With a backdrop of planetary landscape from the Space Police artwork, it was almost midnight before the band went on. "Love Tyger" and "Ministry Of Saints" arrive early, the later a bit of a surprise on this festival gig. "Superheroes" gave way to an extended version of "Defenders Of The Crown", which Sammet mocked, both the title and belittled other areas (on the just completed European/South American tours), hoping Karlsruhe would surpass any previous response. Bassist Tobia "Eggi" Exxel and guitarist Jens Ludwig both took a trip to the drum riser. Speaking of Felix Bohnke, the skinsman's solo featured Star Wars "Imperial Death March", as wild video played on a screen behind him. "Defenders of The Crown" led to "Vain Glory Opera". While it was visible onstage from the start, as "Space Police" was aired, an inflatable arose from the stage, soon recognizable as the character on the CD cover.

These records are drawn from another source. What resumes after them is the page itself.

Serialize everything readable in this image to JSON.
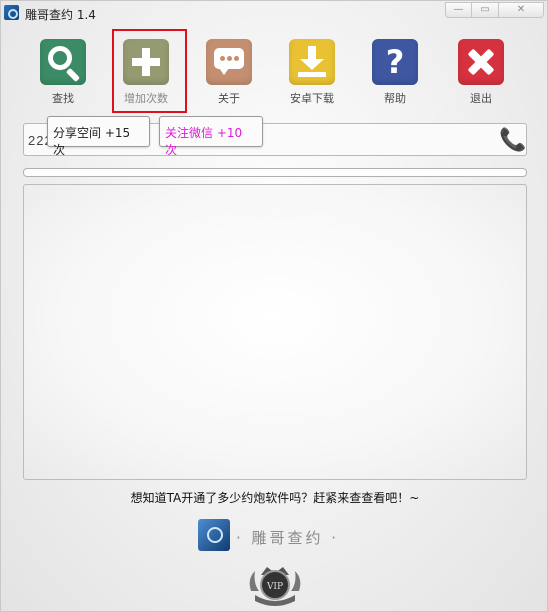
{
  "window": {
    "title": "雕哥查约 1.4"
  },
  "toolbar": {
    "search": "查找",
    "add": "增加次数",
    "about": "关于",
    "android": "安卓下载",
    "help": "帮助",
    "exit": "退出"
  },
  "input": {
    "value": "2222132132"
  },
  "chips": {
    "qzone": "分享空间 +15 次",
    "wechat": "关注微信 +10 次"
  },
  "progress": {
    "fraction": 0
  },
  "tagline": "想知道TA开通了多少约炮软件吗？赶紧来查查看吧！~",
  "footer": {
    "brand": "· 雕哥查约 ·",
    "badge": "VIP"
  },
  "colors": {
    "highlight": "#e0101a",
    "wechat_text": "#e01ad8"
  }
}
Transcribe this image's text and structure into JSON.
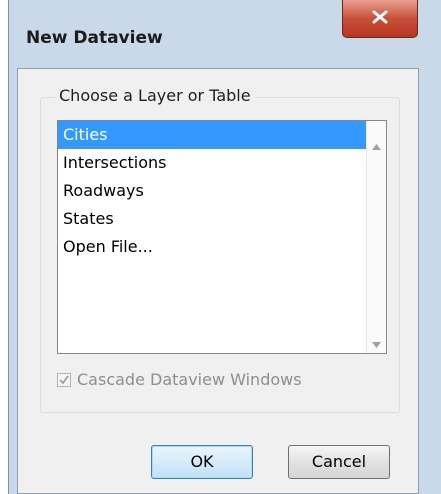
{
  "window": {
    "title": "New Dataview"
  },
  "group": {
    "legend": "Choose a Layer or Table"
  },
  "list": {
    "items": [
      {
        "label": "Cities",
        "selected": true
      },
      {
        "label": "Intersections",
        "selected": false
      },
      {
        "label": "Roadways",
        "selected": false
      },
      {
        "label": "States",
        "selected": false
      },
      {
        "label": "Open File...",
        "selected": false
      }
    ]
  },
  "cascade": {
    "label": "Cascade Dataview Windows",
    "checked": true,
    "enabled": false
  },
  "buttons": {
    "ok_label": "OK",
    "cancel_label": "Cancel"
  },
  "colors": {
    "selection": "#3399ff",
    "close_button": "#c7503a",
    "frame": "#c9d9ea"
  }
}
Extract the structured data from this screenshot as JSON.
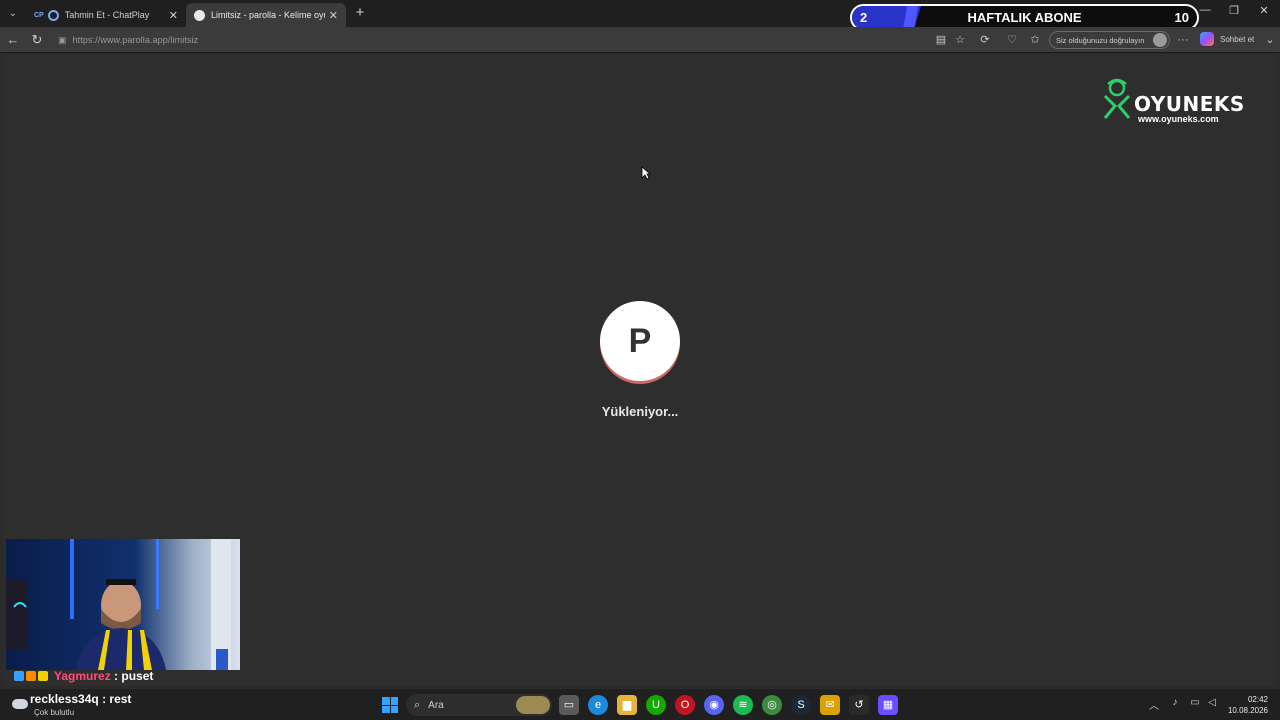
{
  "browser": {
    "tabs": [
      {
        "label": "Tahmin Et - ChatPlay",
        "prefix": "CP",
        "active": false
      },
      {
        "label": "Limitsiz - parolla - Kelime oyunu",
        "active": true
      }
    ],
    "url": "https://www.parolla.app/limitsiz",
    "verify_label": "Siz olduğunuzu doğrulayın",
    "copilot_label": "Sohbet et"
  },
  "overlay": {
    "current": "2",
    "label": "HAFTALIK ABONE",
    "goal": "10",
    "progress": 0.2,
    "accent": "#2b34c9"
  },
  "brand": {
    "name": "OYUNEKS",
    "site": "www.oyuneks.com",
    "color": "#2ecf6a"
  },
  "page": {
    "loader_letter": "P",
    "loading_text": "Yükleniyor..."
  },
  "chat": [
    {
      "user": "Yagmurez",
      "sep": " : ",
      "message": "puset",
      "user_color": "#ff4d7d"
    },
    {
      "user": "reckless34q",
      "sep": " : ",
      "message": "rest"
    }
  ],
  "taskbar": {
    "weather_desc": "Çok bulutlu",
    "search_placeholder": "Ara",
    "time": "02:42",
    "date": "10.08.2026",
    "apps": [
      "file-explorer-icon",
      "edge-icon",
      "folder-icon",
      "upwork-icon",
      "opera-icon",
      "discord-icon",
      "spotify-icon",
      "chrome-icon",
      "steam-icon",
      "mail-icon",
      "arrow-icon",
      "grid-app-icon"
    ]
  }
}
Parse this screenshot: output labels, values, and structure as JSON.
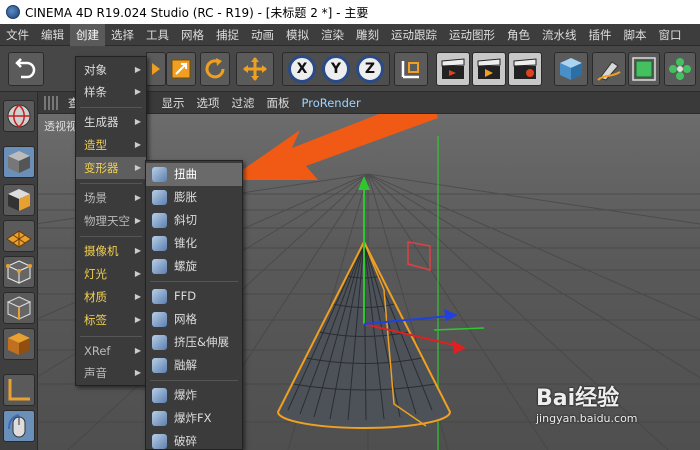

Outside AC/DC (Whole Lotta Rosie and effigy of Angus Young), not many recent bands have utilized these visuals (it has to be a large venue, much bigger than a club show). Can I be the only one who thinks their helmeted, phaser toting cop owes much to Knutson, the grimacing moustache CHIPS officer who adorned the CDs of ‘80s act Savage Grace? If giant balloons strike you as goofy, imagine the cover of ‘80s one-hit-wonder Falco's "Rock Me Amadeus". See what I meant about inside jokes? "Land Of The Miracle" is almost a ballad, by comparison, before closing the proper set with old school mover "Tears Of A Mandrake".

The encore sees the band returning to the stage (perhaps from a bathroom break?) for "Lavatory Love Machine" and the concluding "King Of Fools". Music is rarely this fun-loving and infectious. All hail Edguy!

The Knockout festival is an annual event, held right before Christmas. BraveWords will keep you informed of plans for 2015.